Suppose a person is thrown in jail for the crime of not paying rent. How long would that person be incarcerated? Well, as long as that person is incarcerated, that person would still be legally entitled to receive basic necessities such as food, medical care, showers, and basic housing (which presumably costs money). Just by being in prison, a prisoner is essentially “freeloading” off of the tax dollars used to pay for those prisons. Perhaps the prisoner should be kept in jail until that prisoner agrees to get a suitable job and follows through on getting that job. Then, once that prisoner appears to be willing and able to hold down that job, that person would be released from prison provided that the person be housed at a low-income housing unit using the paychecks earned from working to pay for rent of that housing unit. As long as the prisoner refuses to get a job, then that person will be treated as “disabled” and forced to live in a low income payed for by tax dollars while confined to the prison (which is designed to make that prisoner feel deprived of freedom, fun, and other coveted commodities).

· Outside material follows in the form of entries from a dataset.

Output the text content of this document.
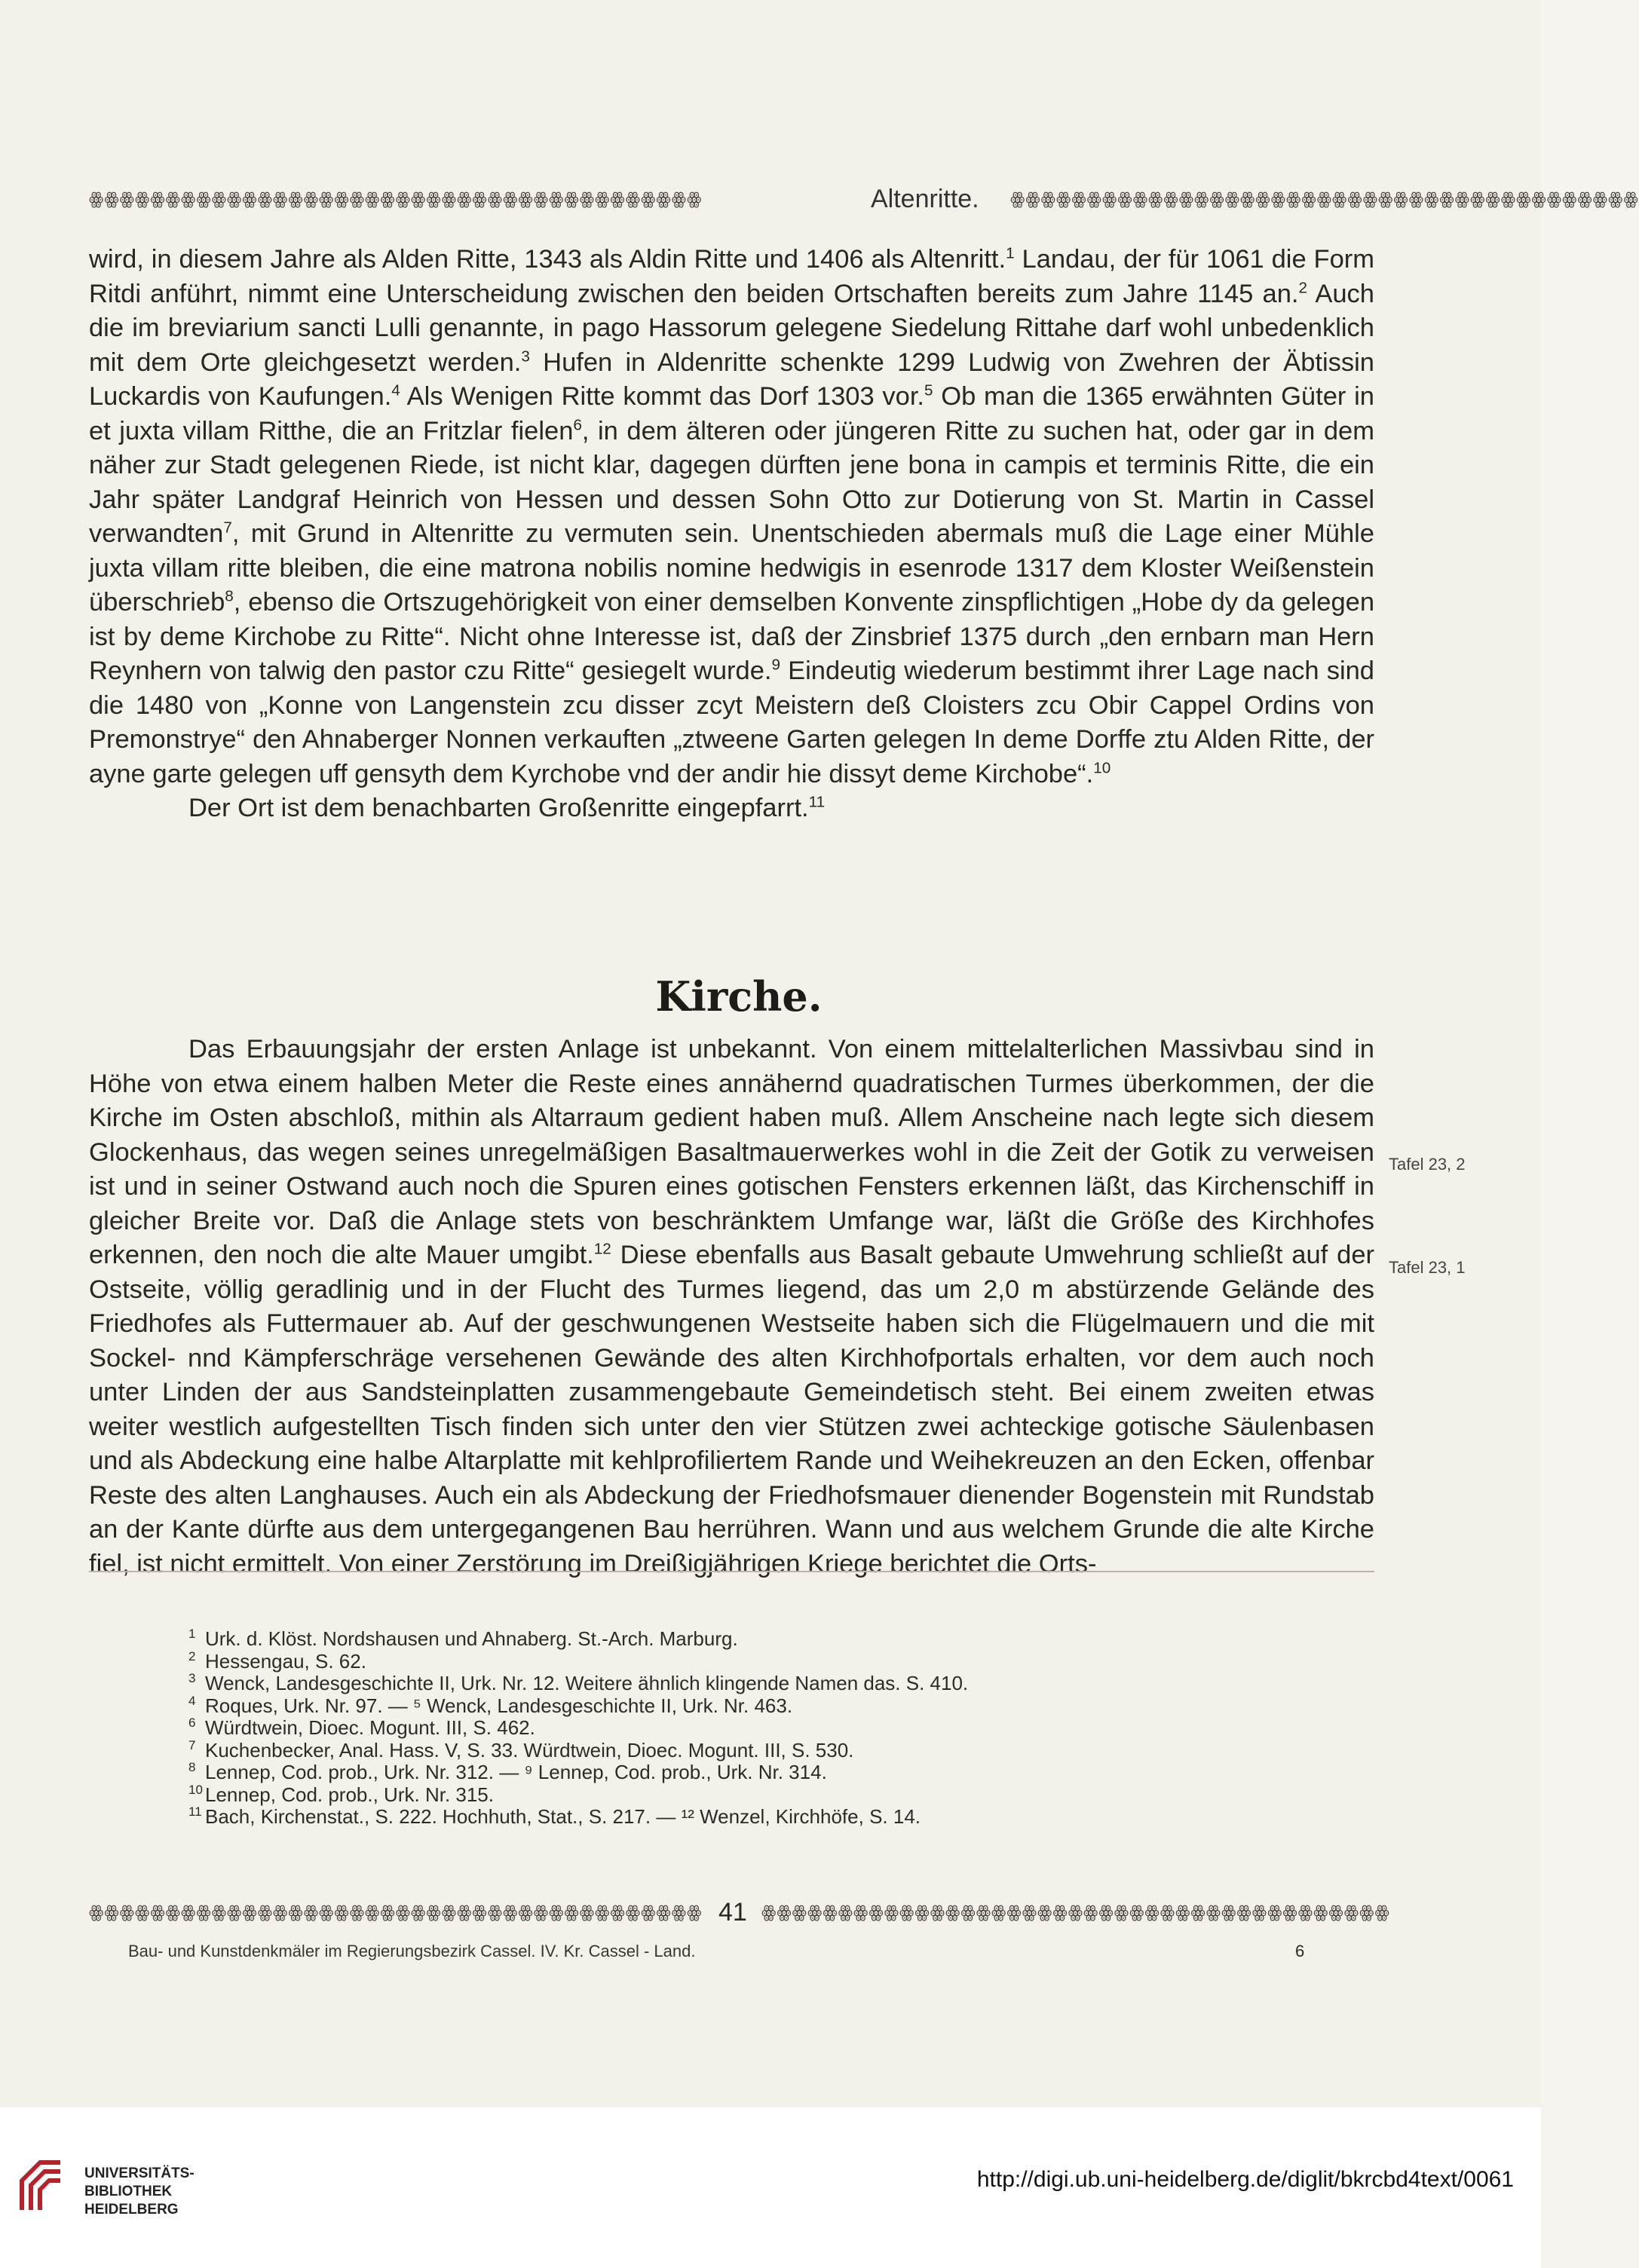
ꙮꙮꙮꙮꙮꙮꙮꙮꙮꙮꙮꙮꙮꙮꙮꙮꙮꙮꙮꙮꙮꙮꙮꙮꙮꙮꙮꙮꙮꙮꙮꙮꙮꙮꙮꙮꙮꙮꙮꙮ	Altenritte. ꙮꙮꙮꙮꙮꙮꙮꙮꙮꙮꙮꙮꙮꙮꙮꙮꙮꙮꙮꙮꙮꙮꙮꙮꙮꙮꙮꙮꙮꙮꙮꙮꙮꙮꙮꙮꙮꙮꙮꙮꙮ

wird, in diesem Jahre als Alden Ritte, 1343 als Aldin Ritte und 1406 als Altenritt.$^1$ Landau, der für 1061 die Form Ritdi anführt, nimmt eine Unterscheidung zwischen den beiden Ortschaften bereits zum Jahre 1145 an.$^2$ Auch die im breviarium sancti Lulli genannte, in pago Hassorum gelegene Siedelung Rittahe darf wohl unbedenklich mit dem Orte gleichgesetzt werden.$^3$ Hufen in Aldenritte schenkte 1299 Ludwig von Zwehren der Äbtissin Luckardis von Kaufungen.$^4$ Als Wenigen Ritte kommt das Dorf 1303 vor.$^5$ Ob man die 1365 erwähnten Güter in et juxta villam Ritthe, die an Fritzlar fielen$^6$, in dem älteren oder jüngeren Ritte zu suchen hat, oder gar in dem näher zur Stadt gelegenen Riede, ist nicht klar, dagegen dürften jene bona in campis et terminis Ritte, die ein Jahr später Landgraf Heinrich von Hessen und dessen Sohn Otto zur Dotierung von St. Martin in Cassel verwandten$^7$, mit Grund in Altenritte zu vermuten sein. Unentschieden abermals muß die Lage einer Mühle juxta villam ritte bleiben, die eine matrona nobilis nomine hedwigis in esenrode 1317 dem Kloster Weißenstein überschrieb$^8$, ebenso die Ortszugehörigkeit von einer demselben Konvente zinspflichtigen „Hobe dy da gelegen ist by deme Kirchobe zu Ritte“. Nicht ohne Interesse ist, daß der Zinsbrief 1375 durch „den ernbarn man Hern Reynhern von talwig den pastor czu Ritte“ gesiegelt wurde.$^9$ Eindeutig wiederum bestimmt ihrer Lage nach sind die 1480 von „Konne von Langenstein zcu disser zcyt Meistern deß Cloisters zcu Obir Cappel Ordins von Premonstrye“ den Ahnaberger Nonnen verkauften „ztweene Garten gelegen In deme Dorffe ztu Alden Ritte, der ayne garte gelegen uff gensyth dem Kyrchobe vnd der andir hie dissyt deme Kirchobe“.$^{10}$

Der Ort ist dem benachbarten Großenritte eingepfarrt.$^{11}$

Kirche.

Das Erbauungsjahr der ersten Anlage ist unbekannt. Von einem mittelalterlichen Massivbau sind in Höhe von etwa einem halben Meter die Reste eines annähernd quadratischen Turmes überkommen, der die Kirche im Osten abschloß, mithin als Altarraum gedient haben muß. Allem Anscheine nach legte sich diesem Glockenhaus, das wegen seines unregelmäßigen Basaltmauerwerkes wohl in die Zeit der Gotik zu verweisen ist und in seiner Ostwand auch noch die Spuren eines gotischen Fensters erkennen läßt, das Kirchenschiff in gleicher Breite vor. Daß die Anlage stets von beschränktem Umfange war, läßt die Größe des Kirchhofes erkennen, den noch die alte Mauer umgibt.$^{12}$ Diese ebenfalls aus Basalt gebaute Umwehrung schließt auf der Ostseite, völlig geradlinig und in der Flucht des Turmes liegend, das um 2,0 m abstürzende Gelände des Friedhofes als Futtermauer ab. Auf der geschwungenen Westseite haben sich die Flügelmauern und die mit Sockel- nnd Kämpferschräge versehenen Gewände des alten Kirchhofportals erhalten, vor dem auch noch unter Linden der aus Sandsteinplatten zusammengebaute Gemeindetisch steht. Bei einem zweiten etwas weiter westlich aufgestellten Tisch finden sich unter den vier Stützen zwei achteckige gotische Säulenbasen und als Abdeckung eine halbe Altarplatte mit kehlprofiliertem Rande und Weihekreuzen an den Ecken, offenbar Reste des alten Langhauses. Auch ein als Abdeckung der Friedhofsmauer dienender Bogenstein mit Rundstab an der Kante dürfte aus dem untergegangenen Bau herrühren. Wann und aus welchem Grunde die alte Kirche fiel, ist nicht ermittelt. Von einer Zerstörung im Dreißigjährigen Kriege berichtet die Orts-

Tafel 23, 2
Tafel 23, 1
1 Urk. d. Klöst. Nordshausen und Ahnaberg. St.-Arch. Marburg.
2 Hessengau, S. 62.
3 Wenck, Landesgeschichte II, Urk. Nr. 12. Weitere ähnlich klingende Namen das. S. 410.
4 Roques, Urk. Nr. 97. — ⁵ Wenck, Landesgeschichte II, Urk. Nr. 463.
6 Würdtwein, Dioec. Mogunt. III, S. 462.
7 Kuchenbecker, Anal. Hass. V, S. 33. Würdtwein, Dioec. Mogunt. III, S. 530.
8 Lennep, Cod. prob., Urk. Nr. 312. — ⁹ Lennep, Cod. prob., Urk. Nr. 314.
10 Lennep, Cod. prob., Urk. Nr. 315.
11 Bach, Kirchenstat., S. 222. Hochhuth, Stat., S. 217. — ¹² Wenzel, Kirchhöfe, S. 14.
ꙮꙮꙮꙮꙮꙮꙮꙮꙮꙮꙮꙮꙮꙮꙮꙮꙮꙮꙮꙮꙮꙮꙮꙮꙮꙮꙮꙮꙮꙮꙮꙮꙮꙮꙮꙮꙮꙮꙮꙮ 41 ꙮꙮꙮꙮꙮꙮꙮꙮꙮꙮꙮꙮꙮꙮꙮꙮꙮꙮꙮꙮꙮꙮꙮꙮꙮꙮꙮꙮꙮꙮꙮꙮꙮꙮꙮꙮꙮꙮꙮꙮꙮ
Bau- und Kunstdenkmäler im Regierungsbezirk Cassel. IV. Kr. Cassel - Land.	6
UNIVERSITÄTS-
BIBLIOTHEK
HEIDELBERG
http://digi.ub.uni-heidelberg.de/diglit/bkrcbd4text/0061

Suppose no one wanted to work and everyone turned into farmers living outside. I suppose that such a populace would earn its right to exist that way because such a community would be self sustaining and not require tax dollars to support any of its members. I suppose the farmers would have to be their own police force and medical responders as well. It would be a closed system where physical goods and services are provided without using money as a medium of exchange. It would likely be a system of trust (i.e. each person doing its best to help itself and others to make good use of the resources so that everyone gets their basic needs met and no one is deprived). It would be like a herd of elephants living in the wild taking care of each newborn human as an automatically welcomed member of the tribe instead of some “illegitimate child” to be exiled. (Or course, the people “should” limit their reproductive rate so as to not disrupt the delicate balance of demand and supply of finite physical commodities).
These are just some late night thoughts to stow away to (perhaps) revisit some other time. Well, good night!